Investigators also reported a potential association between initial viral load and mortality in patients with COVID-19.
Results of a study based in Detroit, Michigan reported that the initial viral load (VL) of severe acute respiratory syndrome coronavirus 2 (SARS-CoV-2) in nasopharyngeal samples has been decreasing throughout the pandemic’s progression.
The study was presented at the ESCMID Conference on Coronavirus Disease, held online September 23-25, 2020.
According to the investigators from Wayne State University/Detroit Medical Center, the VL decline was also associated with a decrease in death rate. The study took place between April 4 and June 5, 2020 among hospitalized patients in Detroit.
"During the April-June 2020 period of the COVID-19 pandemic, the initial SARS-CoV-2 load steadily declined among hospitalized patients with a corresponding decrease in the percent of deaths over time,” the authors concluded. “Though confounding variables have not been evaluated, this suggests an association between initial viral load and mortality."

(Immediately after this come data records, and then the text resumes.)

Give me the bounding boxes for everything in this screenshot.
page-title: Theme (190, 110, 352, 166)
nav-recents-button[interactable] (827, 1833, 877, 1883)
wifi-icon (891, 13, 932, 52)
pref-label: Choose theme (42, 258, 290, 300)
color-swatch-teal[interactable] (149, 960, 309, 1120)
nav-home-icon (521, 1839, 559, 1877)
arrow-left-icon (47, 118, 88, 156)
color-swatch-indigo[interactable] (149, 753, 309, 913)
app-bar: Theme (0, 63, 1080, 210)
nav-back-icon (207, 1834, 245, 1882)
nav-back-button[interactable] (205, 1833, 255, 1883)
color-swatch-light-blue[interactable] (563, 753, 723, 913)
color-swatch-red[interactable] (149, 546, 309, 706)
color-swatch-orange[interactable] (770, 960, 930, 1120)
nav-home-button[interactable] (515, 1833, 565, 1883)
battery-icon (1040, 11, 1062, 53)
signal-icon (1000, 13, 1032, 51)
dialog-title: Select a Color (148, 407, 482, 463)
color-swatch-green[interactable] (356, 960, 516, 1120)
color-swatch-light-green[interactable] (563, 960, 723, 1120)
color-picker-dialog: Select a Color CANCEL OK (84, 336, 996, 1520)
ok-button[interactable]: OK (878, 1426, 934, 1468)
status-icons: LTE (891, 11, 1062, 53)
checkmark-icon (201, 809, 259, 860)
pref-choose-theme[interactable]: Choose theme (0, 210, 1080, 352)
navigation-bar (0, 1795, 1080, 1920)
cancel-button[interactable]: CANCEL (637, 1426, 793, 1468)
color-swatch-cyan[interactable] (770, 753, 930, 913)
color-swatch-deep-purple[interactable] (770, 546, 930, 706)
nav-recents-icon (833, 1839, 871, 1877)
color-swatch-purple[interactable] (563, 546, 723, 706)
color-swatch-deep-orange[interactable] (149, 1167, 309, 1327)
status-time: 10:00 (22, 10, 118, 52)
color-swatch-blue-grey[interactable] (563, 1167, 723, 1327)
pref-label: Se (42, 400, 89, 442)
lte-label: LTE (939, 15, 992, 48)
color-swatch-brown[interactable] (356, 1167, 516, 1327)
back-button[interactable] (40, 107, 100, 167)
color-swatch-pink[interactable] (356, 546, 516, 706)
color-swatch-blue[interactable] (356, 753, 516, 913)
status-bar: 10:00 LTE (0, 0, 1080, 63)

However, the dynamics of SARS-CoV-2 VL on a population level remain unclear. Study investigators focused on the initial SARS-CoV-2 VL in nasopharyngeal swab samples that returned positive for SARS-CoV-2 and utilized the cycle threshold (Ct) value provided by the test for each sample, in which a higher Ct demonstrates a lower VL.
Study authors labeled high, intermediate, and low VL samples with Ct values of 25 or lower, 26-36, or 37 or higher, respectively. In the first week of the study, 49% of the initial VL samples spanned the intermediate group; 25.5% VL samples were in the low and high VL categories. Following the first week, data demonstrated a progressive decline in the high and intermediate VL categories and a rise in the numbers of samples in the low VL category.
At week 5 of the study, 70% of samples showed an initial low VL and corresponded with a decrease in deaths; 45% of patients with high VL died, compared with 32% of those in the intermediate group, and 14% of patients in the low VL group.
"Exact reasons for a decrease in initial viral load over time are unclear,” study investigator Said El Zein, MD, Wayne State University/Detroit Medical Center, said in the press release. “A downward trend in the initial VL may reflect a reduction in the severity of the pandemic and trends in the viral load values over time may represent a marker to assess the progress of the pandemic. Rapid implementation of social distancing measures, lockdown, and widespread use of facemasks may have contributed to a decrease in the exposure to the virus."